Warning that “war is not the best way of addressing grievances,” the prelates appealed to both sides in the conflict to sit at the negotiating table “to seek a just and peaceful solution to the situation.”

Both the MJE and the SLM, as well as the Sudanese government are called by the Bishops to “accept the invitation of the intermediaries to seek a peaceful settlement.”

“We also plead with the international community to avoid further discussion and compromise. We ask all concerned authorities to stop politicking. What is at stake are the lives of hundreds of thousands of innocent people…There is no room for further statements, discussions, or deliberation. This is a time for action to save innocent people,” they exhorted.
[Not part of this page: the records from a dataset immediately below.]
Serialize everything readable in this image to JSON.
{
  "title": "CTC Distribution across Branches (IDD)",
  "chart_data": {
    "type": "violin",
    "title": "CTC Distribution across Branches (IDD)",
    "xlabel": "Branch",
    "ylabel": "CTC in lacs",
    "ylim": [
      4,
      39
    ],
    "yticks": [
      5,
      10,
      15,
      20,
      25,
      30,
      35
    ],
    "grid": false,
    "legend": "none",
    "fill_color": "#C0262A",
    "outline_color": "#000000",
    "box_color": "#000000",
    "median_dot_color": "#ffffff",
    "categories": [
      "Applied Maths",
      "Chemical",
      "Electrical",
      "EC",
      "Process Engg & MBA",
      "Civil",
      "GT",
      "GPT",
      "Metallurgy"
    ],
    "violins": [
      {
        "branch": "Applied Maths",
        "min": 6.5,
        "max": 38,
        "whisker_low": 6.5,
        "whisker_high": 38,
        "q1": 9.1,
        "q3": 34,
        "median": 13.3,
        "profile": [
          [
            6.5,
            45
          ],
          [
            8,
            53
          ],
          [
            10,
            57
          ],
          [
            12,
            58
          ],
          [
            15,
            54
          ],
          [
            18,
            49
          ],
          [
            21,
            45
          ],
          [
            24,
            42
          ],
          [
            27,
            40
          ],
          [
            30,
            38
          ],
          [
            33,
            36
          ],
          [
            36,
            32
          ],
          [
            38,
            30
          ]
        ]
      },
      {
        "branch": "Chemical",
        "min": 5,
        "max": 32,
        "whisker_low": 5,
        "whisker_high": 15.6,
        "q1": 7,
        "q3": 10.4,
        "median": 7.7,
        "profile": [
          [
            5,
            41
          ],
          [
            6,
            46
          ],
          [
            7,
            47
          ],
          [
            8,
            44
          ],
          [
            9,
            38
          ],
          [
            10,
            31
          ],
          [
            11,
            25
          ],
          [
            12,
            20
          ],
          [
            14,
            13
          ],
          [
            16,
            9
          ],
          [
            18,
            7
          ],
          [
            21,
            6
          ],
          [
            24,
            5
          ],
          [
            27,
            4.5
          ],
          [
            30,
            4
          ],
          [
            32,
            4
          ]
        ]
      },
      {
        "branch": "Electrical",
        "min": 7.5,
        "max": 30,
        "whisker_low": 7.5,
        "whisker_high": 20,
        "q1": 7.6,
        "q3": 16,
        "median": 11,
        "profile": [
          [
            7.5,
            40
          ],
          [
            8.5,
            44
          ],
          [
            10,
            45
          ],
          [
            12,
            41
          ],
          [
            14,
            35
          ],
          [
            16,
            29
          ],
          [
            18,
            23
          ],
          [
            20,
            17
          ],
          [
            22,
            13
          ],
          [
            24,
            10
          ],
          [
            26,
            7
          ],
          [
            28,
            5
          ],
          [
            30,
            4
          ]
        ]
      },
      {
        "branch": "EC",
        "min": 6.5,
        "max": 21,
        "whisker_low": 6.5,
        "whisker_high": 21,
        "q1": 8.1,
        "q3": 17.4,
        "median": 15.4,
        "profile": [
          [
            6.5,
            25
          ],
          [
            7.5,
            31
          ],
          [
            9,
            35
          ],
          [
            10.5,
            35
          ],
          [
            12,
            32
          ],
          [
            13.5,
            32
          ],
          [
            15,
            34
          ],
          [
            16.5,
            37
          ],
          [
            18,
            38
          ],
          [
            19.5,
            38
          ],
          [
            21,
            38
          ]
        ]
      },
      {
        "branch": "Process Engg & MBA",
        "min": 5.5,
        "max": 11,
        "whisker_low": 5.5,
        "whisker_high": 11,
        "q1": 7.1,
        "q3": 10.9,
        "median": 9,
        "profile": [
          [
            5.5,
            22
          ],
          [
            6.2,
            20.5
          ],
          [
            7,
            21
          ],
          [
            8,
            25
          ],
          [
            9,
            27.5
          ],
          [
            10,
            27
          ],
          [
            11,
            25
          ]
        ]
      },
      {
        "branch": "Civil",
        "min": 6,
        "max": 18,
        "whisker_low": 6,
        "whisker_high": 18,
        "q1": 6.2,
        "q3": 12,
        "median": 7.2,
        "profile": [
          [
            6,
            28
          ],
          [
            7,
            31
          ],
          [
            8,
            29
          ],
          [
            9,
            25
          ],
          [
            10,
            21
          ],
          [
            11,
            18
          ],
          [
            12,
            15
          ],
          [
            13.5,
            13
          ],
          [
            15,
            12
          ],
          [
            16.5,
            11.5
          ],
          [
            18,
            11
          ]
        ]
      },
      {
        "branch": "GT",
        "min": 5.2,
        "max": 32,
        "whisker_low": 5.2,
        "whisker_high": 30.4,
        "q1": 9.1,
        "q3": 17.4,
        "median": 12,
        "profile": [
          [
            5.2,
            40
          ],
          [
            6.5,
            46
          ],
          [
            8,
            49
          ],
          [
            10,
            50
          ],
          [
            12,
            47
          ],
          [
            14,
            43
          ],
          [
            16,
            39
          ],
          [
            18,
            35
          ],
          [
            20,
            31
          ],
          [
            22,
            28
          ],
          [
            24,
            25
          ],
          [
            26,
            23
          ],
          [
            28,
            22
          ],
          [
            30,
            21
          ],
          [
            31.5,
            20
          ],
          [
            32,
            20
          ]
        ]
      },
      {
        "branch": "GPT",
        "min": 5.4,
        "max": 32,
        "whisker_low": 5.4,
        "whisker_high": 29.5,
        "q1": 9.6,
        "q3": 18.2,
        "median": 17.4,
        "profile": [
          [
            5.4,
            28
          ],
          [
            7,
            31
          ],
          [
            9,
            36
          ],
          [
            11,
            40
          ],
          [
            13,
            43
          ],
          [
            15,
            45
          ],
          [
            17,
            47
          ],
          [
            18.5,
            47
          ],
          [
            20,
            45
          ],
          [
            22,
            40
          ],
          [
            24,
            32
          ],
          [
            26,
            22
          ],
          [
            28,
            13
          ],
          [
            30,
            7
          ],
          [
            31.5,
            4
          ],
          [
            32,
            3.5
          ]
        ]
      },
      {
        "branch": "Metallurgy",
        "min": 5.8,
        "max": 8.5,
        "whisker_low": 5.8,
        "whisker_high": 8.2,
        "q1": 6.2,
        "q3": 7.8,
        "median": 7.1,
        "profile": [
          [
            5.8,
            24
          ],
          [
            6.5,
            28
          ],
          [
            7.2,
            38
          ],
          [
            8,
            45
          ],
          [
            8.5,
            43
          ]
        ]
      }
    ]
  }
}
Appealing to the United Nations “to assume their responsibilities,” the Catholic prelates of Sudan said that the “holocaust of the African ethnicity in Darfur is ethnic cleansing.”

The United Nations’ “ultimatum” to the Sudanese government, to stop supporting the Janjaweed militias, expires on Monday. If Khartoum does not respect it, it is facing economic sanctions.

Meanwhile, peace talks continue in Abuja, Nigeria, between the government of Sudan and the two guerrilla movements in Darfur.

The St. Egidio Community, which has sent a delegation to the talks, is attending as an observer.